The doorknob turned. Zena froze, staring at it. Something heavy pressed against the door. There was no knock. The crack between door and frame, high up, widened. Then the bolt let go, and Solum burst into the room.

His loose-skinned, grey-green face and dangling lower lip seemed to pull more than usual at the small, inflamed eyes. He took a half-step back to swing the door closed behind him, and crossed the room to her, his great arms away from his body as if to check any move she might make.

His presence told her some terrible news. No one knew where she was but Horty and Bunny, who had left her in this tourist cabin before they crossed the highway to the carnival. And when last heard of, Solum had been on the road with the Maneater.

So—the Maneater was back, and he had contacted Bunny or Horty, or both, and, worst of all, he had been able to extract information that neither would give willingly.

She looked up at him out of a tearing flurry of deadening resignation and mounting terror. “Solum—”

His lips moved. His tongue passed over his brilliant pointed teeth. He reached for her, and she shrank back.
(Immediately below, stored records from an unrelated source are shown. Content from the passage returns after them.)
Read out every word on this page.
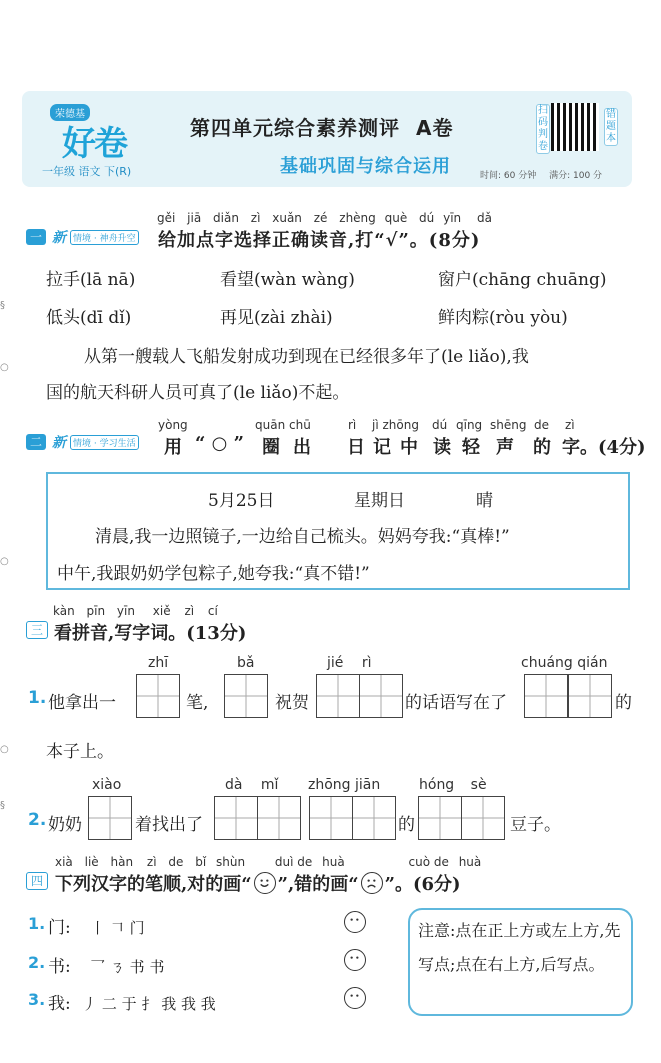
§
○
○
○
§
荣德基
好卷
一年级 语文 下(R)
第四单元综合素养测评 A卷
基础巩固与综合运用
扫码判卷
错题本
时间: 60 分钟 满分: 100 分
一 新 情境 · 神舟升空
gěi jiā diǎn zì xuǎn zé zhèng què dú yīn dǎ
给加点字选择正确读音,打“√”。(8分)
拉手(lā nā)	看望(wàn wàng)	窗户(chāng chuāng)
低头(dī dǐ)	再见(zài zhài)	鲜肉粽(ròu yòu)
从第一艘载人飞船发射成功到现在已经很多年了(le liǎo),我
国的航天科研人员可真了(le liǎo)不起。
二 新 情境 · 学习生活
yòng	quān chū	rì jì zhōng dú qīng shēng de zì
用 “ ○ ” 圈 出 日 记 中 读 轻 声 的 字。(4分)
5月25日	星期日	晴
清晨,我一边照镜子,一边给自己梳头。妈妈夸我:“真棒!”
中午,我跟奶奶学包粽子,她夸我:“真不错!”
三
kàn pīn yīn xiě zì cí
看拼音,写字词。(13分)
1. 他拿出一
zhī
笔,
bǎ
祝贺
jié rì
的话语写在了
chuáng qián
的
本子上。
2. 奶奶
xiào
着找出了
dà mǐ zhōng jiān
的
hóng sè
豆子。
四
xià liè hàn zì de bǐ shùn duì de huà	cuò de huà
下列汉字的笔顺,对的画“ ”,错的画“ ”。(6分)
1. 门: 丨 𠃍 门
2. 书: 乛 ㄋ 书 书
3. 我: 丿 二 于 扌 我 我 我
注意:点在正上方或左上方,先写点;点在右上方,后写点。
And then he dropped to his knees. Moving slowly, he took her tiny foot in one of his hands, bent over it with an air that was, unmistakably, reverence.

He kissed her instep, ever so gently, and he wept. He released her foot and crouched there, immersed in great noiseless shuddering sobs.

“But,
Solum—”
she said, stupidly. She put out a hand and touched his wet cheek. He pressed it closer. She watched him in utter astonishment. Long ago she used to wonder at what went on in the mind behind this hideous face, a mind locked in a silent, speechless universe, with all the world pouring in through the observant eyes and never an expression, never a conclusion or an emotion coming out.